Exposes every model via HTTP REST + WebSocket endpoints, including an OpenAI Realtime API-compatible WebSocket at `/v1/realtime`. See [`Sources/AudioServer/`](Sources/AudioServer/).

## Architecture

speech-swift is split into one SPM target per model so consumers only pay for what they import. Shared infrastructure lives in `AudioCommon` (protocols, audio I/O, HuggingFace downloader, `SentencePieceModel`) and `MLXCommon` (weight loading, `QuantizedLinear` helpers, `SDPA` multi-head attention helper).
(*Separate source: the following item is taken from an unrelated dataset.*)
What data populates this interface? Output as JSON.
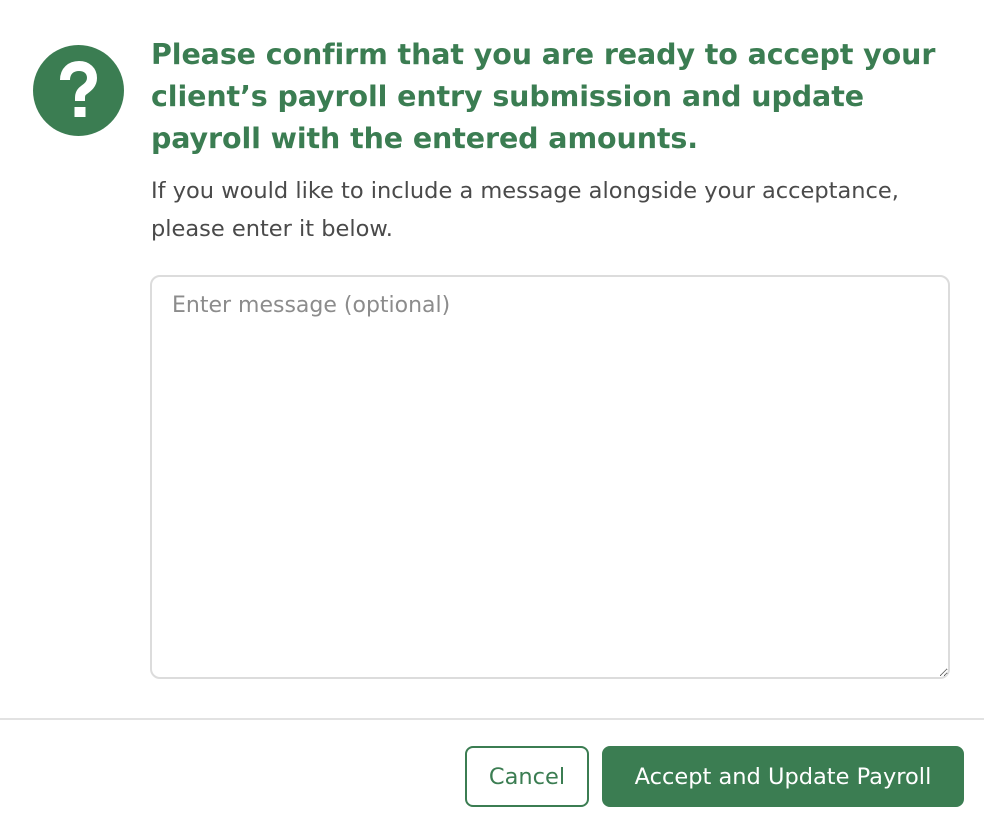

**[Full architecture diagram with backends, memory tables, and module map β†’ soniqo.audio/architecture](https://soniqo.audio/architecture)** Β· **[API reference β†’ soniqo.audio/api](https://soniqo.audio/api)** Β· **[Benchmarks β†’ soniqo.audio/benchmarks](https://soniqo.audio/benchmarks)**

Local docs (repo):
- **Models:** [Qwen3-ASR](docs/models/asr-model.md) Β· [Qwen3-TTS](docs/models/tts-model.md) Β· [CosyVoice](docs/models/cosyvoice-tts.md) Β· [Kokoro](docs/models/kokoro-tts.md) Β· [Parakeet TDT](docs/models/parakeet-asr.md) Β· [Parakeet Streaming](docs/models/parakeet-streaming-asr.md) Β· [Omnilingual ASR](docs/models/omnilingual-asr.md) Β· [PersonaPlex](docs/models/personaplex.md) Β· [FireRedVAD](docs/models/fireredvad.md)
- **Inference:** [Qwen3-ASR](docs/inference/qwen3-asr-inference.md) Β· [Parakeet TDT](docs/inference/parakeet-asr-inference.md) Β· [Parakeet Streaming](docs/inference/parakeet-streaming-asr-inference.md) Β· [Omnilingual ASR](docs/inference/omnilingual-asr-inference.md) Β· [TTS](docs/inference/qwen3-tts-inference.md) Β· [Forced Aligner](docs/inference/forced-aligner.md) Β· [Silero VAD](docs/inference/silero-vad.md) Β· [Speaker Diarization](docs/inference/speaker-diarization.md) Β· [Speech Enhancement](docs/inference/speech-enhancement.md)
- **Reference:** [Shared Protocols](docs/shared-protocols.md)

## Cache configuration

Model weights download from HuggingFace on first use and cache to `~/Library/Caches/qwen3-speech/`. Override with `QWEN3_CACHE_DIR` (CLI) or `cacheDir:` (Swift API). All `fromPretrained()` entry points also accept `offlineMode: true` to skip network when weights are already cached.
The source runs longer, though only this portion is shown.